With timely maintenance and replacement of defective components in machine tools being an important part of the manufacturing process, researchers at Karlsruhe Institute of Technology (KIT) in Germany developed a system for automated monitoring of ball screw drives in machine tools.
In the case of ball screw drives, such as those used in lathes to precisely guide the production of cylindrical components, wear is determined manually.
“Maintenance is therefore associated with installation work, which means the machine comes to a standstill,” says KIT professor Jürgen Fleischer.
He adds that the researchers’ approach integrates an intelligent camera system directly into the drive, which enables a user to continuously monitor the spindle status. If there is a need for action, the system informs the user automatically.
Fleischer adds that the new system combines a camera with light source attached to the nut of the drive and artificial intelligence (AI) that evaluates the image data.
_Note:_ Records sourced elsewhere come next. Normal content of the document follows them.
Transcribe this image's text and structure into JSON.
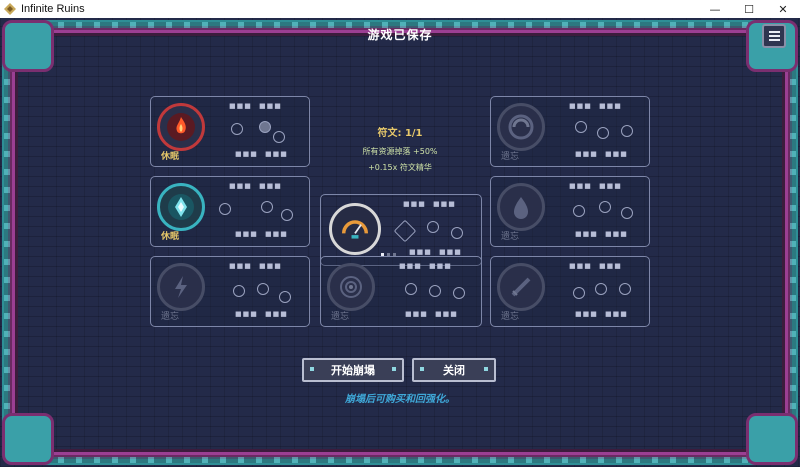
{
  "window": {
    "title": "Infinite Ruins",
    "controls": [
      "—",
      "☐",
      "✕"
    ]
  },
  "game": {
    "saved_notice": "游戏已保存",
    "rune": {
      "title": "符文: 1/1",
      "line1": "所有资源掉落 +50%",
      "line2": "+0.15x 符文精华"
    },
    "cards": [
      {
        "id": "fire",
        "label": "休眠",
        "state": "active",
        "color": "#c0393b",
        "icon": "fire-emblem-icon"
      },
      {
        "id": "void-top",
        "label": "遗忘",
        "state": "forgotten",
        "color": "#6f7690",
        "icon": "vortex-emblem-icon"
      },
      {
        "id": "frost",
        "label": "休眠",
        "state": "active",
        "color": "#39b3c0",
        "icon": "crystal-emblem-icon"
      },
      {
        "id": "center",
        "label": "",
        "state": "current",
        "color": "#d8d8d8",
        "icon": "gauge-emblem-icon"
      },
      {
        "id": "droplet",
        "label": "遗忘",
        "state": "forgotten",
        "color": "#6f7690",
        "icon": "droplet-emblem-icon"
      },
      {
        "id": "lightning",
        "label": "遗忘",
        "state": "forgotten",
        "color": "#6f7690",
        "icon": "lightning-emblem-icon"
      },
      {
        "id": "target",
        "label": "遗忘",
        "state": "forgotten",
        "color": "#6f7690",
        "icon": "target-emblem-icon"
      },
      {
        "id": "blade",
        "label": "遗忘",
        "state": "forgotten",
        "color": "#6f7690",
        "icon": "blade-emblem-icon"
      }
    ],
    "buttons": {
      "start": "开始崩塌",
      "close": "关闭"
    },
    "hint": "崩塌后可购买和回强化。"
  }
}
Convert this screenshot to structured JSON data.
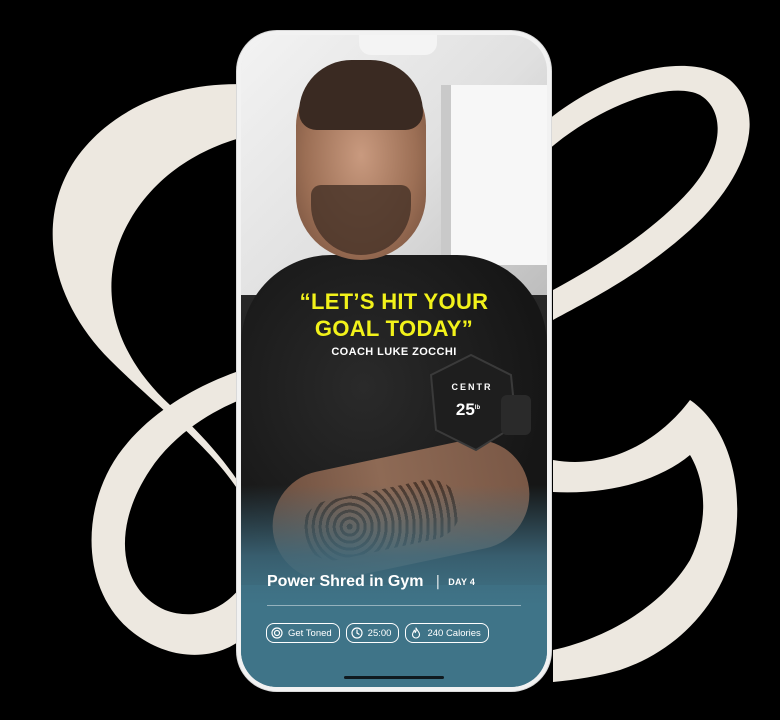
{
  "colors": {
    "background": "#000000",
    "swoosh": "#ede8e0",
    "quote_yellow": "#f2f21a",
    "card_teal": "#3f7488",
    "text_white": "#ffffff"
  },
  "promo": {
    "quote_line1": "“LET’S HIT YOUR",
    "quote_line2": "GOAL TODAY”",
    "coach": "COACH LUKE ZOCCHI"
  },
  "dumbbell": {
    "brand": "CENTR",
    "weight": "25",
    "unit": "lb"
  },
  "workout": {
    "title": "Power Shred in Gym",
    "separator": "|",
    "day": "DAY 4",
    "chips": [
      {
        "icon": "target-icon",
        "label": "Get Toned"
      },
      {
        "icon": "clock-icon",
        "label": "25:00"
      },
      {
        "icon": "flame-icon",
        "label": "240 Calories"
      }
    ]
  }
}
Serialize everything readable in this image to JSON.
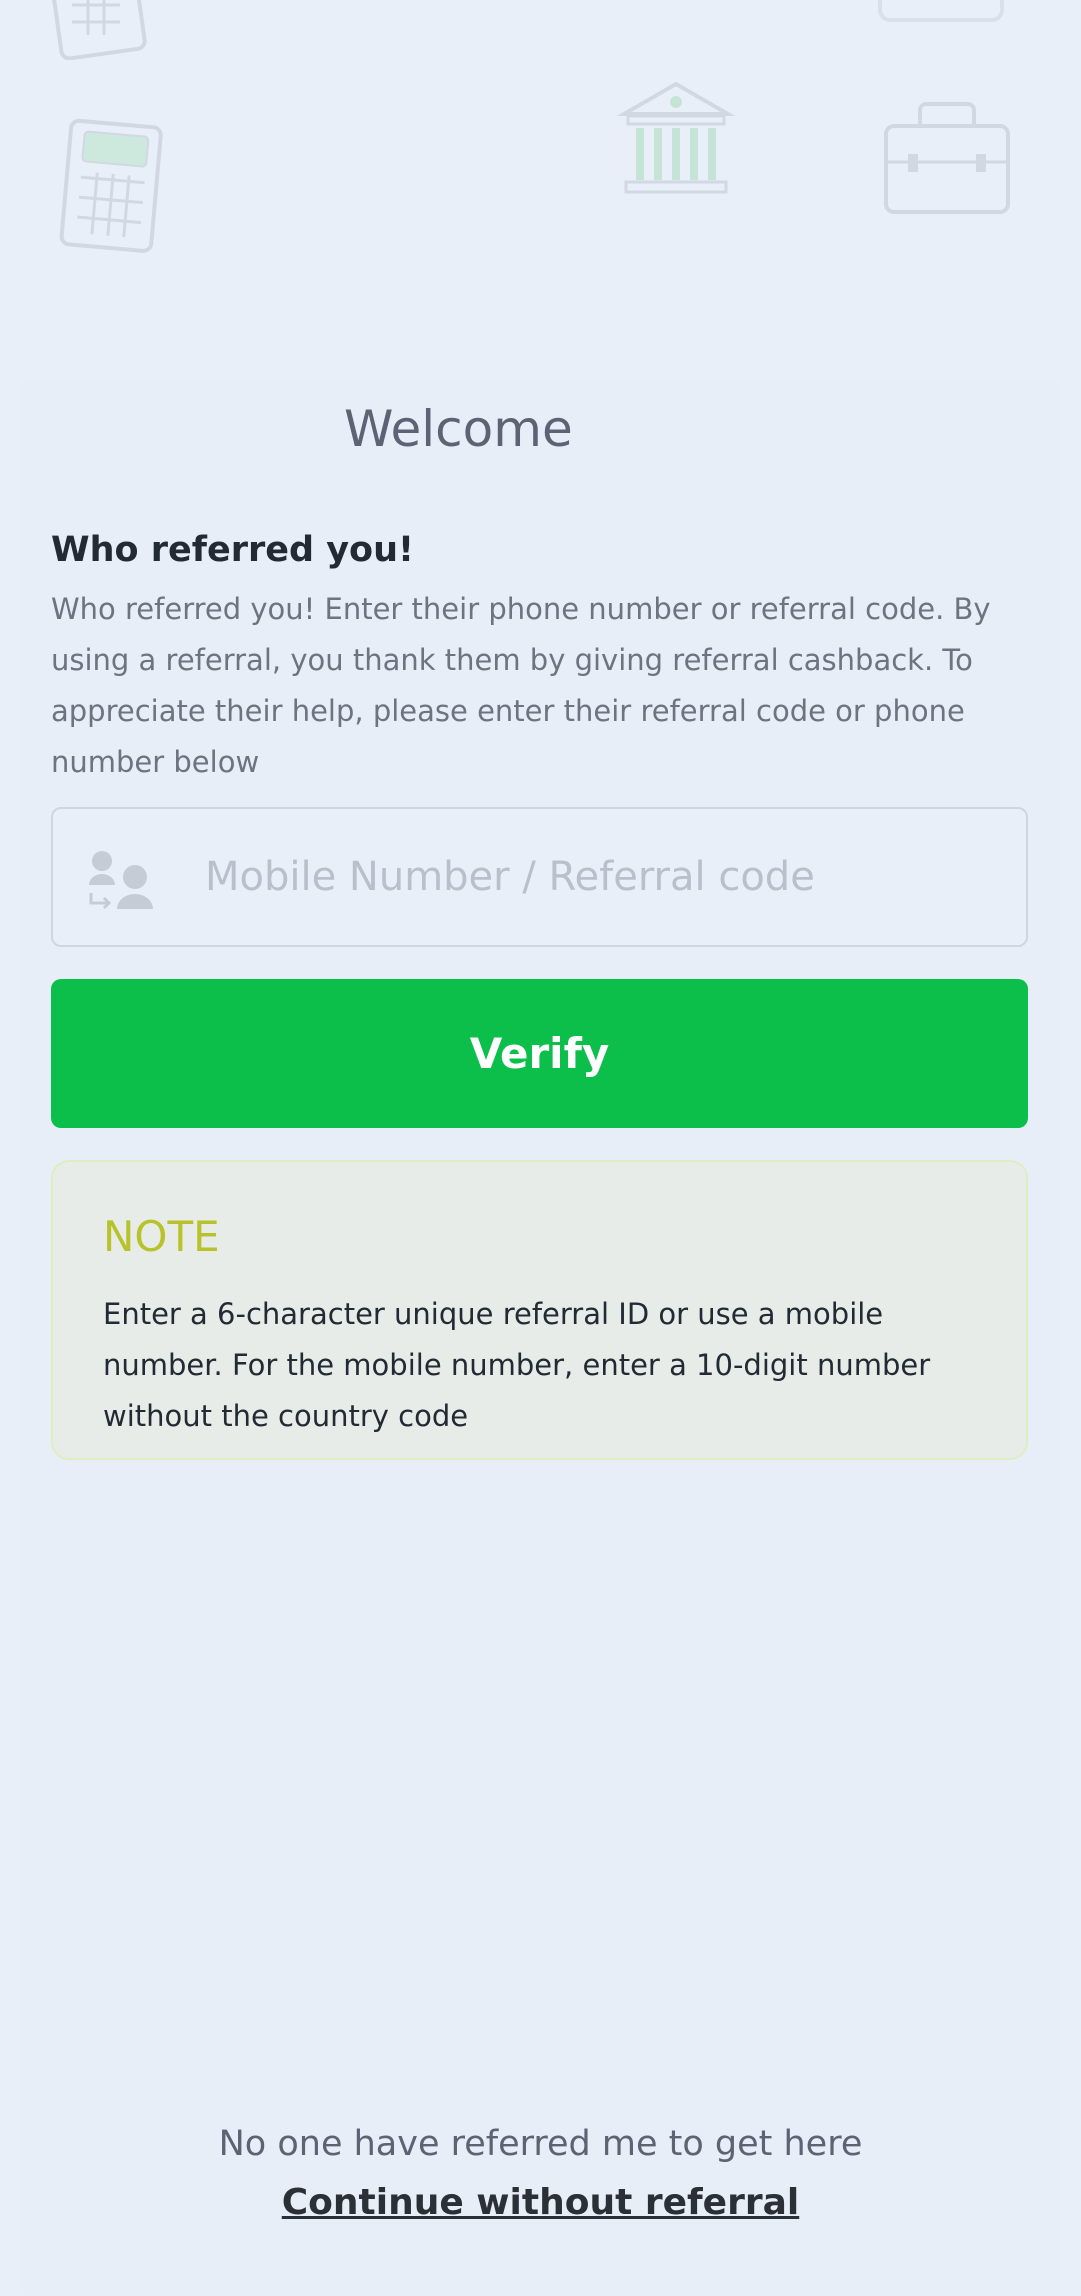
{
  "background": {
    "icons": [
      "calculator-icon",
      "calculator-icon",
      "bank-icon",
      "briefcase-icon"
    ]
  },
  "header": {
    "title": "Welcome"
  },
  "referral": {
    "heading": "Who referred you!",
    "description": "Who referred you! Enter their phone number or referral code. By using a referral, you thank them by giving referral cashback. To appreciate their help, please enter their referral code or phone number below",
    "input_icon": "user-referral-icon",
    "input_placeholder": "Mobile Number / Referral code",
    "input_value": "",
    "verify_label": "Verify"
  },
  "note": {
    "title": "NOTE",
    "text": "Enter a 6-character unique referral ID or use a mobile number. For the mobile number, enter a 10-digit number without the country code"
  },
  "footer": {
    "prompt": "No one have referred me to get here",
    "link_label": "Continue without referral"
  },
  "colors": {
    "background": "#e8eff8",
    "primary_button": "#0cbf4a",
    "note_title": "#b8c22a",
    "note_background": "#e7ece9",
    "placeholder": "#b8c0cb"
  }
}
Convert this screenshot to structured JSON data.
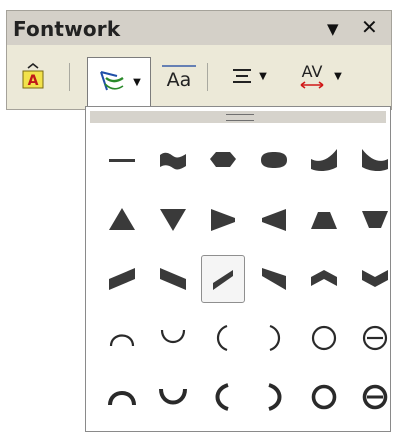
{
  "window": {
    "title": "Fontwork",
    "menu_icon": "dropdown-triangle",
    "close_icon": "close-x"
  },
  "toolbar": {
    "items": [
      {
        "name": "fontwork-gallery",
        "icon": "fontwork-letter-a-icon"
      },
      {
        "name": "fontwork-shape",
        "icon": "fontwork-shape-icon",
        "has_dropdown": true,
        "active": true
      },
      {
        "name": "fontwork-same-letter-heights",
        "icon": "same-letter-heights-icon",
        "glyph": "Aa"
      },
      {
        "name": "fontwork-alignment",
        "icon": "align-center-icon",
        "has_dropdown": true
      },
      {
        "name": "fontwork-character-spacing",
        "icon": "character-spacing-icon",
        "glyph": "AV",
        "has_dropdown": true
      }
    ]
  },
  "shape_popup": {
    "rows": [
      [
        "plain-text",
        "wave",
        "inflate",
        "stop",
        "curve-down",
        "curve-up"
      ],
      [
        "triangle-up",
        "triangle-down",
        "fade-right",
        "fade-left",
        "fade-up",
        "fade-down"
      ],
      [
        "slant-up",
        "slant-down",
        "fade-up-right",
        "fade-up-left",
        "chevron-up",
        "chevron-down"
      ],
      [
        "arch-up-curve",
        "arch-down-curve",
        "arch-left-curve",
        "arch-right-curve",
        "circle-curve",
        "open-circle-curve"
      ],
      [
        "arch-up-pour",
        "arch-down-pour",
        "arch-left-pour",
        "arch-right-pour",
        "circle-pour",
        "open-circle-pour"
      ]
    ],
    "selected": "fade-up-right",
    "colors": {
      "shape": "#3a3a3a",
      "curve": "#2a2a2a"
    }
  }
}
As the nut moves on the spindle, it takes individual pictures of each spindle section, enabling the analysis of the entire spindle surface.
Combining image data from ongoing operations with machine-learning methods enables system users to directly assess the condition of the spindle surface.
“We trained our algorithm with thousands of images so that it can now confidently distinguish between spindles with defects and those without. By further evaluating the image data, we can precisely qualify and interpret wear and thus distinguish if discoloration is simply dirt or harmful pitting,” says KIT’s Tobias Schlagenhauf, who helped in developing the system.
He explains that, when training the AI, the team took account of all conceivable forms of visible degeneration and validated the algorithm’s functionality with new image data that the model had never seen before.
The algorithm is suitable for all applications that identify image-based defects on the spindle surface and is transferrable to other applications, he concludes.